La despedida de Jesús en su paso por la tierra fue a lo grande. El amor de Dios por los hombres se derramó con una generosidad infinita. Los últimos tres días dieron fe de aquellas palabras del evangelista Juan: “Habiendo amado a los suyos los amó hasta el extremo”.
Los regalos del Jueves fueron de lecciones y alimentos. La gran lección, la que culminaba toda su enseñanza ética: Amaos unos a otros como yo os he amado, y ahí el acento está en el “como yo”, que habla claramente de su autoconciencia divina, pues nadie salvo Dios puede ponerse a sí mismo como modelo sin pecar de soberbia al hacerlo. El alimento fue la Eucaristía, su Cuerpo y su Sangre, presencia real y sagrada, solemne y sencilla, fuerza y misterio. Y el tercer regalo de esa maravillosa tarde fue el sacerdocio, como pieza imprescindible del sacrificio eucarístico; un sacerdocio de servicio y no de dominación, pero de un servicio que empieza por dar lo que nadie más puede dar: los sacramentos y, sobre todo, la Eucaristía.

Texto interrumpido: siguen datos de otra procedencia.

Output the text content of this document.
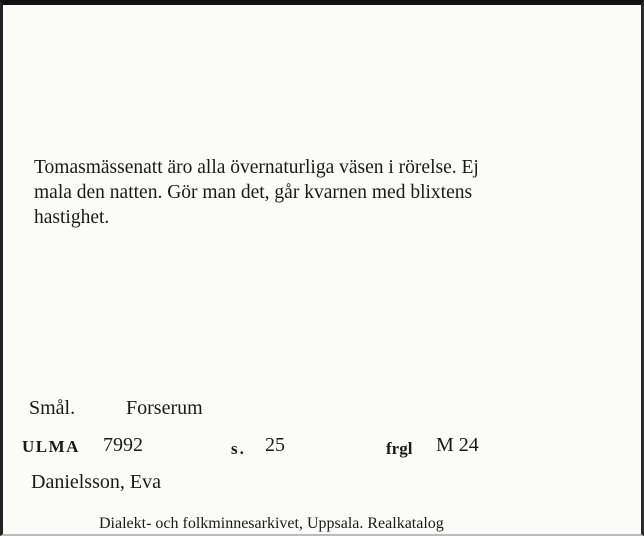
Tomasmässenatt äro alla övernaturliga väsen i rörelse. Ej
mala den natten. Gör man det, går kvarnen med blixtens
hastighet.
Smål.	Forserum
ULMA 7992	s. 25	frgl M 24
Danielsson, Eva
Dialekt- och folkminnesarkivet, Uppsala. Realkatalog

El Viernes también fue pródigo en regalos, aunque el contexto era diferente: de la fiesta de la cena se pasó a la tragedia de la traición y la muerte. En la Cruz nos regaló a su Madre como madre nuestra y jamás, jamás, jamás podremos agradecérselo lo suficiente. Nos dejó ver lo íntimo de su alma desgarrada cuando gritó en voz alta, para que todos lo oyéramos, aquel “Dios mío, por qué me has abandonado”, y para que, oyéndolo, entendiéramos que ante el dolor Dios admite la duda y que la noche oscura no es un paseo dulce por un campo de flores; pero también nos regaló otro grito, otra palabra, la misma que dijo su Madre posibilitando que Él pudiera hacerse hombre: “fiat”, me fío, en tus manos encomiendo mi espíritu. Y para terminar de mostrarnos que era uno de los nuestros, pero que se entregaba como uno distinto, un Dios-hombre que muere como hombre y salva como Dios, derramó su sangre para envolvernos en el abrazo salvador de su divina misericordia.
Y luego llegó la madrugada del domingo, donde culminó la entrega de regalos de aquel triduo maravilloso. Con la resurrección dio justificación a la esperanza. Sus tres promesas se cumplían en esa hora: estaré a tu lado cuando sufras, te perdonaré cada vez que pidas perdón y, por mi sangre derramada, te abriré las puertas del cielo.
Tres días, siete regalos. Los últimos, no los únicos, porque había empezado a repartir sus dones desde que estuvo en el vientre de su Madre. Los definitivos. Más que suficientes para decir, con el poeta: “Muéveme, en fin, tu amor y en tal manera, que aunque no hubiera cielo yo te amara”. Por eso, agradecer tanto amor no es una opción, es un deber de bien nacido.